Amb. Mohamed Abdi Affey (born 1968) is a Kenyan politician who is currently serving as the United Nations High Commissioner for Refugees (UNHCR) Special Envoy for the Horn of Africa and former UNHCR Special Envoy to the Somalia Refugee situation. Before joining UNHCR, Affey was the IGAD'S Special Envoy to Somalia and a member of Parliament for Wajir South Constituency (1997-2002). He also served as a nominated member of parliament (2008-2013) for ODM-Kenya, Kenya's Ambassador to Somalia (2003-2007) and Deputy Minister of the Ministry of Foreign Affairs of Kenya (1997-2002).

==Education==
Affey holds a master's degree in International Conflict Management from the University of Nairobi and a bachelor's degree in Sociology and Political Science from Kenyatta University. He fluently speaks Somali, English and Kiswahili.

==Political life==

At 27 years old, Affey was one of the youngest politicians in Kenya's history to be elected to Parliament, representing Wajir South constituency on a KANU Party ticket. He served a stint in the Ministry of Foreign Affairs as Deputy Minister from 1997 to 2002. In 2002, Affey tried to defend his nominated parliamentary seat on a KANU ticket, but lost in the primaries.

In July 2003, President Mwai Kibaki appointed him as Kenya's Ambassador to Somalia, a position he held until May 2007 before he resigned and served as a nominated member of parliament for ODM-Kenya until 2013. He then vied for the Senator of Wajir County on a WIPER Party ticket which he lost. He was thereafter appointed as the IGAD's Special Envoy to Somalia and served for three years.

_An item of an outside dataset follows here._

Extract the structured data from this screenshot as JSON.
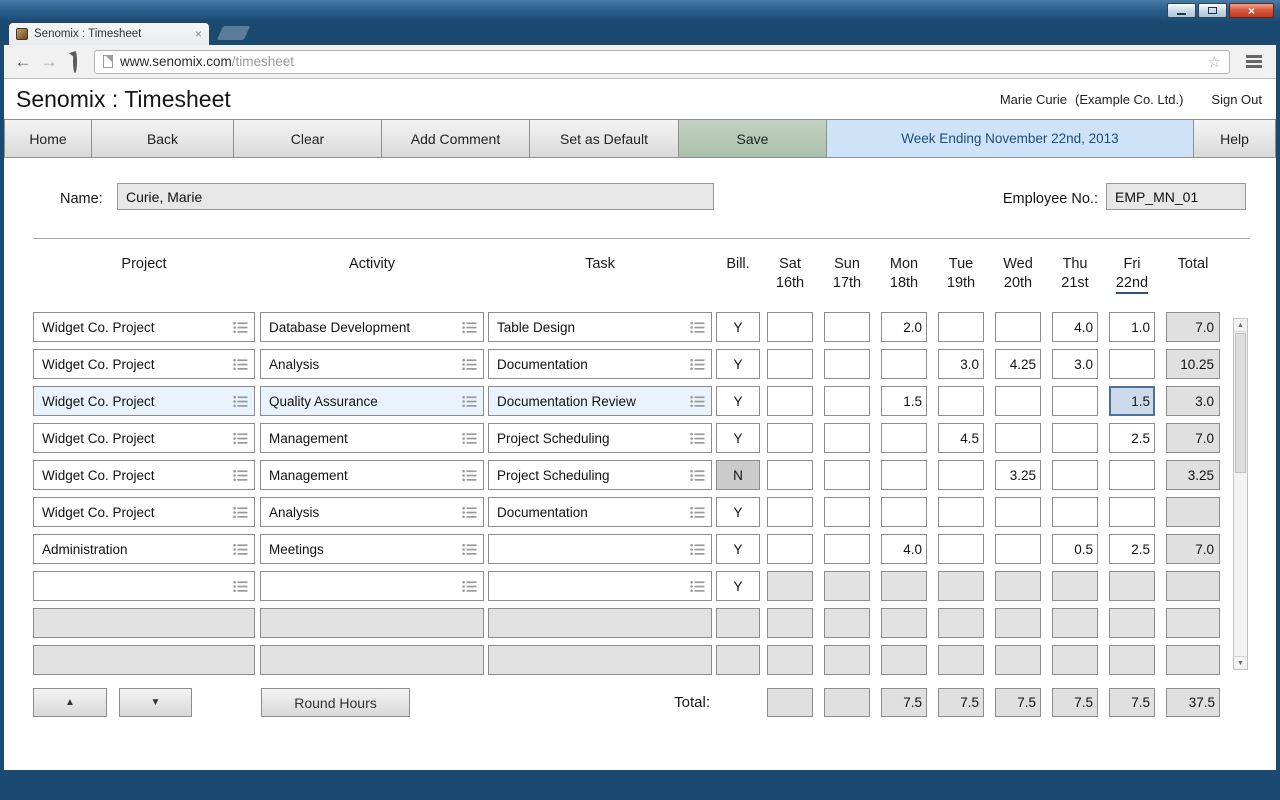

In 2016, Affey was appointed by the High Commissioner for Refugees, Filippo Grandi, to become the UNHCR Special Envoy to the Somalia Refugee situation, one of the most protracted refugee situations in the world. During his mandate, he actively participated in the development and implementation of the IGAD Nairobi Declaration for Refugees, aiming to deliver durable solutions for more than 900,000 Somali refugees as well as over a million displaced persons within Somalia.

In 2018, he was appointed as the first UNHCR Special Envoy for the Horn of Africa, covering the eight IGAD countries. His mandate consists mainly in political advocacy to find durable solutions for the displaced population in the Horn of Africa, and is also extended to parliamentary engagement, resource mobilization and stakeholder engagement (including the private sector, diaspora and celebrities).

The UNHCR Special Envoy for the Horn of Africa is currently based in Nairobi but often travels in the region and worldwide to perform his mandate.